The interesting question lies in where Mongolia and its education will be in this space, and how it will affect the recovery of the post-Covid-19 education sector. Let’s take a look at the answer. 

Less than ten percent of secondary school students are studying foreign curriculums at private schools. The rest are studying in a so-called national but abandoned curriculum in the face of global education competition. This added to the deepening educational inequality due to Covid-19. We are in an environment where we are at risk of falling into the abyss of educational poverty across the country at the rate of another free fall. 

On the other hand, technologies and start-ups that are conquering the younger generation have become creators of educational content. This means that Mongolian children will be able to gain knowledge and skills from many sources, not just formal schools. In a country like Mongolia with a small population, immunity, and openness, foreign education content will spread quickly once it is introduced. To that extent, there may be many differences in children’s knowledge and skills. 

One way to counteract this is for tech-savvy Mongolians to compete alongside global educational content. There is no denying that one has seen this boundless opportunity. Even if we don’t conquer other countries and markets, let’s support our national technology companies to produce educational content that suits the minds of Mongolian children, at least in their mother tongue for the sake of the future generation. 

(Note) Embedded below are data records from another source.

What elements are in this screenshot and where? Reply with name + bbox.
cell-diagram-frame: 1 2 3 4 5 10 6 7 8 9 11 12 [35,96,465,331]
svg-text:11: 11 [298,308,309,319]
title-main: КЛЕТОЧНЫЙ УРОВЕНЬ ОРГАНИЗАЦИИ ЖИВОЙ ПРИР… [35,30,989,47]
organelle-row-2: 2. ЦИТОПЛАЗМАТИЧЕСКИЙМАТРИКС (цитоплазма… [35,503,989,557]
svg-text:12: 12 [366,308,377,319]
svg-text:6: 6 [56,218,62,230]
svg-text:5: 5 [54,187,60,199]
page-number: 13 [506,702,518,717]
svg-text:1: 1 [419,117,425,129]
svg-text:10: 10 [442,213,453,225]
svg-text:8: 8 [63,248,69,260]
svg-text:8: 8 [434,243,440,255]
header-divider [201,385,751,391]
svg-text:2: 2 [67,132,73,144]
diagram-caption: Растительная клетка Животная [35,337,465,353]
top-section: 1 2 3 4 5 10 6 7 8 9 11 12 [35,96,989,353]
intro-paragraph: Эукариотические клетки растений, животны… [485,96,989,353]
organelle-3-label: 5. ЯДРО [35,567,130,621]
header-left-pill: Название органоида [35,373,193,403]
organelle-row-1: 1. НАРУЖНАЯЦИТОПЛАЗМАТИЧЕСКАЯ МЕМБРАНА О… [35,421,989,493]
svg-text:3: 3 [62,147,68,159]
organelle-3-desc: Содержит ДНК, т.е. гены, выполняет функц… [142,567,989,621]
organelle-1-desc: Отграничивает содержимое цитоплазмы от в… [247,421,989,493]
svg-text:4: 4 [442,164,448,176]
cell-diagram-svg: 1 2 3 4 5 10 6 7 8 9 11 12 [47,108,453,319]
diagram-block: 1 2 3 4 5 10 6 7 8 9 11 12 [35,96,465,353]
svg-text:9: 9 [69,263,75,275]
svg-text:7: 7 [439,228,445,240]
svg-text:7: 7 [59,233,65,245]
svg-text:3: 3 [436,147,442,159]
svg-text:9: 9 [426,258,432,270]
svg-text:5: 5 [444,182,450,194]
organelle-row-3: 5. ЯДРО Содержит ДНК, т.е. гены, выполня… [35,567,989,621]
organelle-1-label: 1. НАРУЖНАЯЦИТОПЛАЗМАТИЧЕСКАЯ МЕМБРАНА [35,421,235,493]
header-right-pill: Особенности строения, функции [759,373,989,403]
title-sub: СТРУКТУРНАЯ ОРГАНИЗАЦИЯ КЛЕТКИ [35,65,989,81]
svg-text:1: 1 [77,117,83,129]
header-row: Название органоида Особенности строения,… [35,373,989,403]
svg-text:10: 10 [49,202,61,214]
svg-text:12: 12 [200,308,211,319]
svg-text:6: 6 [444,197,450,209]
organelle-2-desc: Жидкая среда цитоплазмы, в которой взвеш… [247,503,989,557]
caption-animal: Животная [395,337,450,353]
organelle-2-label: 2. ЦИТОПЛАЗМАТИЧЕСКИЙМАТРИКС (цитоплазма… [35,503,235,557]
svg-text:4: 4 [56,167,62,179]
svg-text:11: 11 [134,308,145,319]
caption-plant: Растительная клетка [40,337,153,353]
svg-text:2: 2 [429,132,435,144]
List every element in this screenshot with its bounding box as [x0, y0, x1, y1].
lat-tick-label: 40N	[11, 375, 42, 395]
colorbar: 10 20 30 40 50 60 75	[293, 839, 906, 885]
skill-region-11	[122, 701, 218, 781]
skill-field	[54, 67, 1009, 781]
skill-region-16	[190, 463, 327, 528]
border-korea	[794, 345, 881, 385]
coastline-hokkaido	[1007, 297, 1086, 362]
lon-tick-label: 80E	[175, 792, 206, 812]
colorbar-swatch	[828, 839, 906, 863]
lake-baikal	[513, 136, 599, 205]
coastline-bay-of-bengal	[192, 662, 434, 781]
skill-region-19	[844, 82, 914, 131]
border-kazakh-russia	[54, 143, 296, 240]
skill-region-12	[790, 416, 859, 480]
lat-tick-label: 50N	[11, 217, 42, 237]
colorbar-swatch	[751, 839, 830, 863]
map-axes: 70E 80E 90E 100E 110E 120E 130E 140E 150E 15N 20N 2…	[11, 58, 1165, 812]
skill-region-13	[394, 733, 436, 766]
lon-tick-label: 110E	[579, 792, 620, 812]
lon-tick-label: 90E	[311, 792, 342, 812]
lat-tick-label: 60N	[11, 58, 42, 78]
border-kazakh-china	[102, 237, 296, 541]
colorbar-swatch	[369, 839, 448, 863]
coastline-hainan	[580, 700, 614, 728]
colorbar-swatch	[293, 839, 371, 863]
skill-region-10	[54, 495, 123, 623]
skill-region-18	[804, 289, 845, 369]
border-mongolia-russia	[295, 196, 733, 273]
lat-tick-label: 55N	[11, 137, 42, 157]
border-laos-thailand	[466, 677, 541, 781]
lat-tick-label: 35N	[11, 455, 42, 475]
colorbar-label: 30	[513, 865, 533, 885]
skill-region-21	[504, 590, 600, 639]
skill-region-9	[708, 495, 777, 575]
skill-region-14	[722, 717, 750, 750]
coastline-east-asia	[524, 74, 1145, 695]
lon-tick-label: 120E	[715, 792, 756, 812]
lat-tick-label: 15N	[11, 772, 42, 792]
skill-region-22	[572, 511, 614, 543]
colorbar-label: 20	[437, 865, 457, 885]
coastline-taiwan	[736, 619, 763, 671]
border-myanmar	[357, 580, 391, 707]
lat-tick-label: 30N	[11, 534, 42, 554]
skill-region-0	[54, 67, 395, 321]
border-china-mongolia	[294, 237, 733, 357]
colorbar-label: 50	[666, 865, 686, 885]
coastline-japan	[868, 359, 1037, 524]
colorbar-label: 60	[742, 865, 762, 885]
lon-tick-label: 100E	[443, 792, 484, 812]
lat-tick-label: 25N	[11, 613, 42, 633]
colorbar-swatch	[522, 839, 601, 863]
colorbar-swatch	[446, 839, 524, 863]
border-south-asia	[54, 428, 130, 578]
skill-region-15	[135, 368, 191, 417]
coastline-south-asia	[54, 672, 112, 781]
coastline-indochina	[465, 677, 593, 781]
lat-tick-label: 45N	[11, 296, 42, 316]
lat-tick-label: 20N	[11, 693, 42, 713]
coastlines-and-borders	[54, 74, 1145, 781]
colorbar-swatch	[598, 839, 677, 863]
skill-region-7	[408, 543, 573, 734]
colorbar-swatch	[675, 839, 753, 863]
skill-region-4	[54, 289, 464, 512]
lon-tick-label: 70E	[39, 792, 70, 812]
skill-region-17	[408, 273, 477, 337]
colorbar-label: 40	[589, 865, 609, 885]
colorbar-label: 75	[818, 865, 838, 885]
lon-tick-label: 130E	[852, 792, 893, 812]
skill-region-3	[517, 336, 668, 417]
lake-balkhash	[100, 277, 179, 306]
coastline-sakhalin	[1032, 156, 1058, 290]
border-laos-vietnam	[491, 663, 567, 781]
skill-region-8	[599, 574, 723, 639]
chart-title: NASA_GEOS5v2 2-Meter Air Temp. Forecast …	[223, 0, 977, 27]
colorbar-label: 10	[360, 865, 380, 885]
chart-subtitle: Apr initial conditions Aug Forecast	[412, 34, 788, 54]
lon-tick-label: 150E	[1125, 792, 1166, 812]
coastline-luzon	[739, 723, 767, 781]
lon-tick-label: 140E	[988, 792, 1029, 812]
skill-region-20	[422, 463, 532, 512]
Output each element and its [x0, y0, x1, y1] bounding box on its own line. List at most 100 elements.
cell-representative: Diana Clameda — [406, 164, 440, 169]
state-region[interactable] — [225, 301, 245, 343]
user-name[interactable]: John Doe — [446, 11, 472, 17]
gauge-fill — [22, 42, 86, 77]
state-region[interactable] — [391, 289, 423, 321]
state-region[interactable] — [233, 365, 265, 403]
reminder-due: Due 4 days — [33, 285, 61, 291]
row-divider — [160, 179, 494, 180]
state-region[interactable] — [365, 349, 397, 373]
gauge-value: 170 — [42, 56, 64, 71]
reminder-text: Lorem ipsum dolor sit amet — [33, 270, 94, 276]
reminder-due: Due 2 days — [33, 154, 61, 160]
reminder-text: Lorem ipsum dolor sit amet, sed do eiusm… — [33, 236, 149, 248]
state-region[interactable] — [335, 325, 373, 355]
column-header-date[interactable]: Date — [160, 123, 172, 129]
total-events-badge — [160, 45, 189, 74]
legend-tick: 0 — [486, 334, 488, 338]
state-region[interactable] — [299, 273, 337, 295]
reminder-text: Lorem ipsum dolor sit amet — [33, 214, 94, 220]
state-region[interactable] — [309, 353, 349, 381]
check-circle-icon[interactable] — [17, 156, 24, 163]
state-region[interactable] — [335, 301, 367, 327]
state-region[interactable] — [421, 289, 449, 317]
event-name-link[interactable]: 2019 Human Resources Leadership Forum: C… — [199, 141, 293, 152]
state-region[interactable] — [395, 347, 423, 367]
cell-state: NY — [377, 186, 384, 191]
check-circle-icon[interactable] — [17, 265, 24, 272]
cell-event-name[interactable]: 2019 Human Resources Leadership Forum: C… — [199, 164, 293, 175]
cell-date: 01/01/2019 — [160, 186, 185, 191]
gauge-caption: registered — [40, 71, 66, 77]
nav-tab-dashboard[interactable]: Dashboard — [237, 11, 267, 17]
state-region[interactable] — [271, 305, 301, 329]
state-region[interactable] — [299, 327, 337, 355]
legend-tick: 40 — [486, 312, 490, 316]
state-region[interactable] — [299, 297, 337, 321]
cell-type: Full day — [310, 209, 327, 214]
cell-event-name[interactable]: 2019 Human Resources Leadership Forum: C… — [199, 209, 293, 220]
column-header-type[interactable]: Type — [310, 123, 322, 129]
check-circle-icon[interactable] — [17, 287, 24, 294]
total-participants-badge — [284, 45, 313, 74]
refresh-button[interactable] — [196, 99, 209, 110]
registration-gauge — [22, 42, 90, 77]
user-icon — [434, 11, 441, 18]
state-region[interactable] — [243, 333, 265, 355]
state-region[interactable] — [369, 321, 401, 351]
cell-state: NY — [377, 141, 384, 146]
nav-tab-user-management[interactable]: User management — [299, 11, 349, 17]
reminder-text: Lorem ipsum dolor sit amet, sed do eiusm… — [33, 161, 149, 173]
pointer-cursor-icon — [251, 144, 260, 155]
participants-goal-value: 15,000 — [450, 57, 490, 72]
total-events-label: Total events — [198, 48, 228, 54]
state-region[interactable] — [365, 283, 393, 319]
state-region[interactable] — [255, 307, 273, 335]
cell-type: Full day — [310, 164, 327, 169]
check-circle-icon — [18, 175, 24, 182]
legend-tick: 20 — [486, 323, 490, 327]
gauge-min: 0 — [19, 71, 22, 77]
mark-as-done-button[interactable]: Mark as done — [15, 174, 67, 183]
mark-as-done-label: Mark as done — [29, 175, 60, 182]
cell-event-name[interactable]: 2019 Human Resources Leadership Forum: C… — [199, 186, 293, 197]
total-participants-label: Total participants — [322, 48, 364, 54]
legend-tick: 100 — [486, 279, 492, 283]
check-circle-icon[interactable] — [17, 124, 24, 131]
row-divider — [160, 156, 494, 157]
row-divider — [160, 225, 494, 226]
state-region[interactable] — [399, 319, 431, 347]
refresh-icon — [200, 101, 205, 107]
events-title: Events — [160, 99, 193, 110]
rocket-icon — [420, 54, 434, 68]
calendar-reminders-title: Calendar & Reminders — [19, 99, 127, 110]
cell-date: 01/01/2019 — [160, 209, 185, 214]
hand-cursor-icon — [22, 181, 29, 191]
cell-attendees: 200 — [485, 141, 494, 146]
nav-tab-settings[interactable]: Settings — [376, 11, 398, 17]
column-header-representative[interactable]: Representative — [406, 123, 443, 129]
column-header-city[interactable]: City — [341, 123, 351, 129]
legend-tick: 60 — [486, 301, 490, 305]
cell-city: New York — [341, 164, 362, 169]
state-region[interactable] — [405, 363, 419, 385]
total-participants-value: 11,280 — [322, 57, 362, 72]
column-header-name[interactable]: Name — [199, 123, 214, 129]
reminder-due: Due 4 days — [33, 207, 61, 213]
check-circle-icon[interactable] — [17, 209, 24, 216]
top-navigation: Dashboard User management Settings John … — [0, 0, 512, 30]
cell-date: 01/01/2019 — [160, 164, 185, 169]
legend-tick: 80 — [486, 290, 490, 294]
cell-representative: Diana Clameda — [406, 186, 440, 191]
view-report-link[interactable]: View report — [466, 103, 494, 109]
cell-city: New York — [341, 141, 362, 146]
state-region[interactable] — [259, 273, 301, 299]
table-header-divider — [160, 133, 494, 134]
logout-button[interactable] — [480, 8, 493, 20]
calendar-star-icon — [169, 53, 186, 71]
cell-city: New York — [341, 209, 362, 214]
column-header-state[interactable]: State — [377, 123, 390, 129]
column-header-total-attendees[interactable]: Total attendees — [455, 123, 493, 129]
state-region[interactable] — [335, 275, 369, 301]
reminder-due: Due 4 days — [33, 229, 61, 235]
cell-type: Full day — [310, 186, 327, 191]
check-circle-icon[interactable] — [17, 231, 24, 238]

Although there is a lack of teaching methods and reluctance to introduce technological solutions in the education sector during the Covid-19 period, the policy support of education ministries, institutes, and businesses in partnership with technology companies will pay off in the long run. Let them implement the idea of equal access to education and create a system in which knowledge is acquired in a single field without steps. In this way, there will be competition from technology-based content companies in the education sector. This way, there will also be competition from technology-based content companies in the education sector, and equal access to knowledge and skills will be a way to reach students in all parts of Mongolia. U.Ganzorig, an economist and Chairman of the Board of Education Reform, said that caution should be exercised in creating digital content for education. “Developing digital content is very important,” he said. “However it is important to develop on a scientific and pedagogical basis, without getting emotional. “I am concerned that there have been recent attempts to introduce a completely new and untested methodology into the education system in the name of the digital revolution, which is not based on any research or theory.” he continued. 

Thus, in the two series of reports, we addressed the issue of educational backwardness, dropouts, and the capacity building of teaching staff. there are many reasons why students drop out of school, but money, financial difficulties, poverty, poor living conditions disability, language and cultural differences, housework, discrimination, gender-based violence, unsupervised environments, remote locations, and herding, employment, and horseback riding are in line with traditional Mongolian household culture. 

In Ulaanbaatar, living standards are low. Migration, unregistered disability, teacher discrimination, harassment, parental attitudes, and irresponsibility are high. In the provinces and soums, school dropouts are mainly due to disability, low living standards, geographical location, remoteness, parental attitudes, and irresponsibility. Therefore, I hope that if all these distortions can be diagnosed in a short period and if appropriate ‘treatment’ can be applied, the opportunity for the sun to rise in Mongolia’s education sector will not be far off.